Palliative and Supportive Care Division, Seirei Mikatahara Hospital, Hamamatsu, Shizuoka, Japan
Clinical Research Promotion Center, The University of Tokyo Hospital, Tokyo, Japan.
BMJ Open. 2022 Apr 22;12(4):e060489. doi: 10.1136/bmjopen-2021-060489.
To explore intercountry and intracountry differences in physician opinions about continuous use of sedatives (CUS), and factors associated with their approval of CUS.
Secondary analysis of a questionnaire study.
Palliative care physicians in Germany (N=273), Italy (N=198), Japan (N=334) and the UK (N=111).
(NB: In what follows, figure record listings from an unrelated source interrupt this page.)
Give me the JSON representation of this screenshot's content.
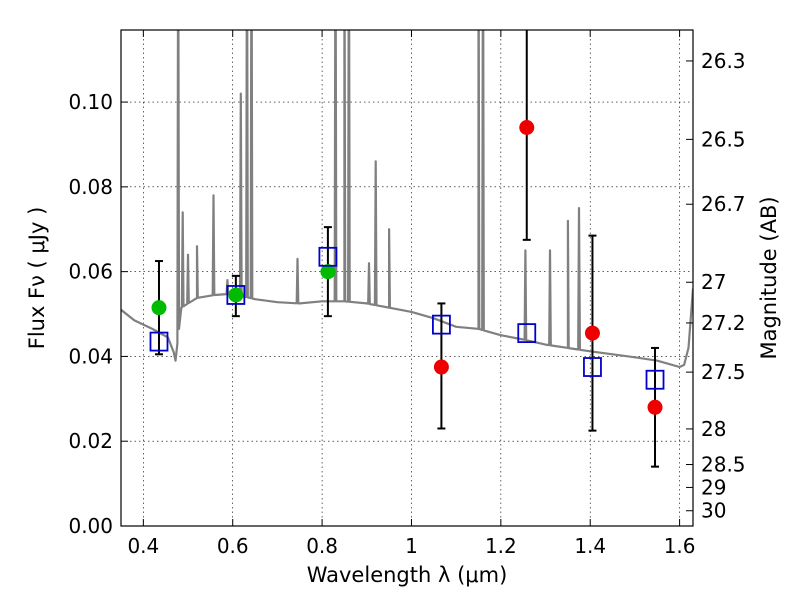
{
  "chart_data": {
    "type": "scatter",
    "xlabel": "Wavelength  λ (μm)",
    "ylabel": "Flux  Fν  ( μJy )",
    "y2label": "Magnitude (AB)",
    "xlim": [
      0.35,
      1.63
    ],
    "ylim": [
      0.0,
      0.117
    ],
    "grid": true,
    "xticks": [
      0.4,
      0.6,
      0.8,
      1.0,
      1.2,
      1.4,
      1.6
    ],
    "xtick_labels": [
      "0.4",
      "0.6",
      "0.8",
      "1",
      "1.2",
      "1.4",
      "1.6"
    ],
    "yticks": [
      0.0,
      0.02,
      0.04,
      0.06,
      0.08,
      0.1
    ],
    "ytick_labels": [
      "0.00",
      "0.02",
      "0.04",
      "0.06",
      "0.08",
      "0.10"
    ],
    "y2ticks": [
      {
        "label": "26.3",
        "flux": 0.1097
      },
      {
        "label": "26.5",
        "flux": 0.0912
      },
      {
        "label": "26.7",
        "flux": 0.0759
      },
      {
        "label": "27",
        "flux": 0.0575
      },
      {
        "label": "27.2",
        "flux": 0.0479
      },
      {
        "label": "27.5",
        "flux": 0.0363
      },
      {
        "label": "28",
        "flux": 0.0229
      },
      {
        "label": "28.5",
        "flux": 0.0145
      },
      {
        "label": "29",
        "flux": 0.0091
      },
      {
        "label": "30",
        "flux": 0.0036
      }
    ],
    "colors": {
      "model": "#808080",
      "green_points": "#00bb00",
      "red_points": "#ee0000",
      "model_boxes": "#0000cc",
      "errorbars": "#000000"
    },
    "model_spectrum": {
      "continuum": [
        [
          0.35,
          0.051
        ],
        [
          0.38,
          0.0485
        ],
        [
          0.42,
          0.0465
        ],
        [
          0.455,
          0.0445
        ],
        [
          0.468,
          0.041
        ],
        [
          0.472,
          0.039
        ],
        [
          0.485,
          0.0515
        ],
        [
          0.52,
          0.0538
        ],
        [
          0.56,
          0.0545
        ],
        [
          0.6,
          0.0548
        ],
        [
          0.65,
          0.0535
        ],
        [
          0.7,
          0.0528
        ],
        [
          0.75,
          0.0525
        ],
        [
          0.8,
          0.053
        ],
        [
          0.85,
          0.053
        ],
        [
          0.9,
          0.0525
        ],
        [
          0.95,
          0.0515
        ],
        [
          1.0,
          0.0505
        ],
        [
          1.05,
          0.049
        ],
        [
          1.1,
          0.047
        ],
        [
          1.15,
          0.0465
        ],
        [
          1.2,
          0.045
        ],
        [
          1.25,
          0.044
        ],
        [
          1.3,
          0.0428
        ],
        [
          1.35,
          0.042
        ],
        [
          1.4,
          0.0412
        ],
        [
          1.45,
          0.0405
        ],
        [
          1.5,
          0.0398
        ],
        [
          1.55,
          0.039
        ],
        [
          1.6,
          0.0375
        ],
        [
          1.61,
          0.038
        ],
        [
          1.62,
          0.042
        ],
        [
          1.63,
          0.056
        ]
      ],
      "lines": [
        [
          0.478,
          0.15
        ],
        [
          0.488,
          0.074
        ],
        [
          0.5,
          0.064
        ],
        [
          0.52,
          0.066
        ],
        [
          0.557,
          0.078
        ],
        [
          0.588,
          0.058
        ],
        [
          0.618,
          0.102
        ],
        [
          0.632,
          0.15
        ],
        [
          0.642,
          0.15
        ],
        [
          0.745,
          0.063
        ],
        [
          0.83,
          0.15
        ],
        [
          0.85,
          0.15
        ],
        [
          0.86,
          0.15
        ],
        [
          0.905,
          0.062
        ],
        [
          0.92,
          0.086
        ],
        [
          0.95,
          0.07
        ],
        [
          1.15,
          0.15
        ],
        [
          1.16,
          0.15
        ],
        [
          1.255,
          0.065
        ],
        [
          1.31,
          0.065
        ],
        [
          1.35,
          0.072
        ],
        [
          1.375,
          0.075
        ]
      ]
    },
    "observed_green": [
      {
        "x": 0.435,
        "y": 0.0515,
        "yerr_low": 0.0405,
        "yerr_high": 0.0625
      },
      {
        "x": 0.607,
        "y": 0.0545,
        "yerr_low": 0.0495,
        "yerr_high": 0.059
      },
      {
        "x": 0.813,
        "y": 0.06,
        "yerr_low": 0.0495,
        "yerr_high": 0.0705
      }
    ],
    "observed_red": [
      {
        "x": 1.067,
        "y": 0.0375,
        "yerr_low": 0.023,
        "yerr_high": 0.0525
      },
      {
        "x": 1.258,
        "y": 0.094,
        "yerr_low": 0.0675,
        "yerr_high": 0.118
      },
      {
        "x": 1.405,
        "y": 0.0455,
        "yerr_low": 0.0225,
        "yerr_high": 0.0685
      },
      {
        "x": 1.545,
        "y": 0.028,
        "yerr_low": 0.014,
        "yerr_high": 0.042
      }
    ],
    "model_photometry": [
      {
        "x": 0.435,
        "y": 0.0435
      },
      {
        "x": 0.607,
        "y": 0.0545
      },
      {
        "x": 0.813,
        "y": 0.0635
      },
      {
        "x": 1.067,
        "y": 0.0475
      },
      {
        "x": 1.258,
        "y": 0.0455
      },
      {
        "x": 1.405,
        "y": 0.0375
      },
      {
        "x": 1.545,
        "y": 0.0345
      }
    ]
  }
}
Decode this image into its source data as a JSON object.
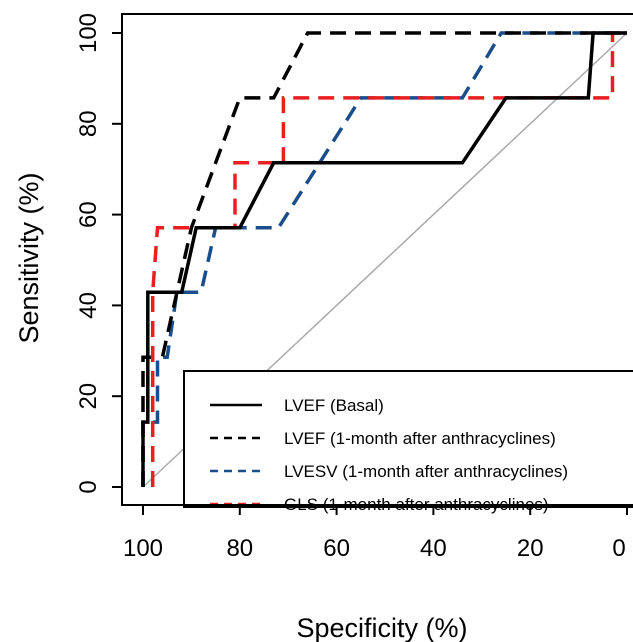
{
  "chart_data": {
    "type": "line",
    "title": "",
    "xlabel": "Specificity (%)",
    "ylabel": "Sensitivity (%)",
    "xlim": [
      100,
      0
    ],
    "ylim": [
      0,
      100
    ],
    "x_reversed": true,
    "x_ticks": [
      "100",
      "80",
      "60",
      "40",
      "20",
      "0"
    ],
    "y_ticks": [
      "0",
      "20",
      "40",
      "60",
      "80",
      "100"
    ],
    "grid": false,
    "legend_position": "bottom-right",
    "reference_line": {
      "from": [
        100,
        0
      ],
      "to": [
        0,
        100
      ],
      "color": "#aaaaaa"
    },
    "series": [
      {
        "name": "LVEF (Basal)",
        "color": "#000000",
        "dash": "solid",
        "points": [
          [
            100,
            0
          ],
          [
            100,
            14.3
          ],
          [
            99,
            14.3
          ],
          [
            99,
            42.9
          ],
          [
            92,
            42.9
          ],
          [
            89,
            57.1
          ],
          [
            80,
            57.1
          ],
          [
            73,
            71.4
          ],
          [
            34,
            71.4
          ],
          [
            25,
            85.7
          ],
          [
            8,
            85.7
          ],
          [
            7,
            100
          ],
          [
            0,
            100
          ]
        ]
      },
      {
        "name": "LVEF (1-month after anthracyclines)",
        "color": "#000000",
        "dash": "dashed",
        "points": [
          [
            100,
            0
          ],
          [
            100,
            28.6
          ],
          [
            96,
            28.6
          ],
          [
            90,
            57.1
          ],
          [
            80,
            85.7
          ],
          [
            73,
            85.7
          ],
          [
            66,
            100
          ],
          [
            0,
            100
          ]
        ]
      },
      {
        "name": "LVESV (1-month after anthracyclines)",
        "color": "#1a4e8a",
        "dash": "dashed",
        "points": [
          [
            100,
            0
          ],
          [
            100,
            14.3
          ],
          [
            97,
            14.3
          ],
          [
            97,
            28.6
          ],
          [
            95,
            28.6
          ],
          [
            93,
            42.9
          ],
          [
            88,
            42.9
          ],
          [
            85,
            57.1
          ],
          [
            72,
            57.1
          ],
          [
            55,
            85.7
          ],
          [
            34,
            85.7
          ],
          [
            26,
            100
          ],
          [
            0,
            100
          ]
        ]
      },
      {
        "name": "GLS (1-month after anthracyclines)",
        "color": "#e8201f",
        "dash": "dashed",
        "points": [
          [
            98,
            0
          ],
          [
            98,
            42.9
          ],
          [
            97,
            57.1
          ],
          [
            81,
            57.1
          ],
          [
            81,
            71.4
          ],
          [
            71,
            71.4
          ],
          [
            71,
            85.7
          ],
          [
            3,
            85.7
          ],
          [
            3,
            100
          ],
          [
            0,
            100
          ]
        ]
      }
    ]
  }
}
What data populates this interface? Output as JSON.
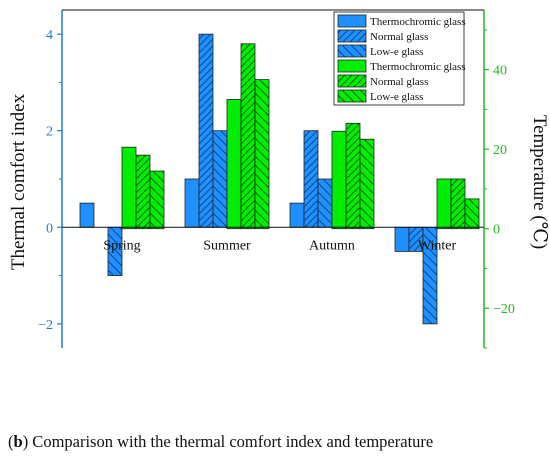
{
  "caption": {
    "open_paren": "(",
    "label": "b",
    "text": ") Comparison with the thermal comfort index and temperature"
  },
  "colors": {
    "blue": "#1e90ff",
    "green": "#00ee00",
    "left_axis": "#1e7fd0",
    "right_axis": "#22bb22",
    "edge": "#222222"
  },
  "chart_data": {
    "type": "bar",
    "categories": [
      "Spring",
      "Summer",
      "Autumn",
      "Winter"
    ],
    "y_left": {
      "label": "Thermal comfort index",
      "ylim": [
        -2.5,
        4.5
      ],
      "ticks": [
        -2,
        0,
        2,
        4
      ],
      "tick_labels": [
        "−2",
        "0",
        "2",
        "4"
      ]
    },
    "y_right": {
      "label": "Temperature (℃)",
      "ylim": [
        -30,
        55
      ],
      "ticks": [
        -20,
        0,
        20,
        40
      ],
      "tick_labels": [
        "−20",
        "0",
        "20",
        "40"
      ]
    },
    "series": [
      {
        "name": "Thermochromic glass",
        "axis": "left",
        "color": "blue",
        "pattern": "solid",
        "values": [
          0.5,
          1,
          0.5,
          -0.5
        ]
      },
      {
        "name": "Normal glass",
        "axis": "left",
        "color": "blue",
        "pattern": "hatch",
        "values": [
          0,
          4,
          2,
          -0.5
        ]
      },
      {
        "name": "Low-e glass",
        "axis": "left",
        "color": "blue",
        "pattern": "crosshatch",
        "values": [
          -1,
          2,
          1,
          -2
        ]
      },
      {
        "name": "Thermochromic glass",
        "axis": "right",
        "color": "green",
        "pattern": "solid",
        "values": [
          20.5,
          32.5,
          24.5,
          12.5
        ]
      },
      {
        "name": "Normal glass",
        "axis": "right",
        "color": "green",
        "pattern": "hatch",
        "values": [
          18.5,
          46.5,
          26.5,
          12.5
        ]
      },
      {
        "name": "Low-e glass",
        "axis": "right",
        "color": "green",
        "pattern": "crosshatch",
        "values": [
          14.5,
          37.5,
          22.5,
          7.5
        ]
      }
    ],
    "legend_placement": "top-right inside plot",
    "grid": false
  }
}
Physician approval for CUS in four situations, intention and treatment goal, how to use sedatives and beliefs about CUS.
There were no significant intercountry or intracountry differences in the degree of agreement with statements that (1) CUS is not necessary as suffering can always be relieved with other measures (mostly disagree); (2) intention of CUS is to alleviate suffering and (3) shortening the dying process is not intended. However, there were significant intercountry differences in agreement with statements that (1) CUS is acceptable for patients with longer survival or psychoexistential suffering; (2) decrease in consciousness is intended and (3) choice of neuroleptics or opioids. Acceptability of CUS for patients with longer survival or psychoexistential suffering and whether decrease in consciousness is intended also showed wide intracountry differences. Also, the proportion of physicians who agreed versus disagreed with the statement that CUS may not alleviate suffering adequately even in unresponsive patients, was approximately equal. Regression analyses revealed that both physician-related and country-related factors were independently associated with physicians' approval of CUS.
Variations in use of sedatives is due to both physician- and country-related factors, but palliative care physicians consistently agree on the value of sedatives to aid symptom control. Future research should focus on (1) whether sedatives should be used in patients with longer survival or with primarily psychoexistential suffering, (2) understanding physicians' intentions and treatment goals, (3) efficacy of different drugs and (4) understanding the actual experiences of patients receiving CUS.
探讨不同国家和国内医生对持续使用镇静剂(CUS)的意见差异,以及影响其对 CUS 认可的因素。
对问卷调查的二次分析。
德国(n=273)、意大利(n=198)、日本(n=334)和英国(n=111)的姑息治疗医生。
对 4 种情况下的 CUS 医生认可情况、意图和治疗目标、镇静剂的使用方式和对 CUS 的信念进行评估。
在是否同意以下观点方面,不同国家之间或国内不同地区之间没有显著差异:(1)CUS 没有必要,因为其他措施总能缓解痛苦(大多不同意);(2)CUS 的意图是缓解痛苦;(3)不打算缩短临终过程。然而,在以下观点方面,不同国家之间存在显著差异:(1)CUS 可接受用于生存时间较长或存在心理-生存痛苦的患者;(2)意识下降是预期的;(3)选择神经阻滞剂或阿片类药物。CUS 对生存时间较长或存在心理-生存痛苦的患者的可接受性,以及意识下降是否是预期的,也存在广泛的国内差异。此外,同意与不同意 CUS 即使在无反应的患者中也可能无法充分缓解痛苦这一说法的医生比例大致相同。回归分析显示,医生和国家相关因素都与医生对 CUS 的认可独立相关。
镇静剂的使用差异既受医生相关因素的影响,也受国家相关因素的影响,但姑息治疗医生一致认为镇静剂有助于控制症状。未来的研究应侧重于(1)在生存时间较长或主要存在心理-生存痛苦的患者中是否应使用镇静剂,(2)了解医生的意图和治疗目标,(3)不同药物的疗效,以及(4)了解接受 CUS 治疗的患者的实际体验。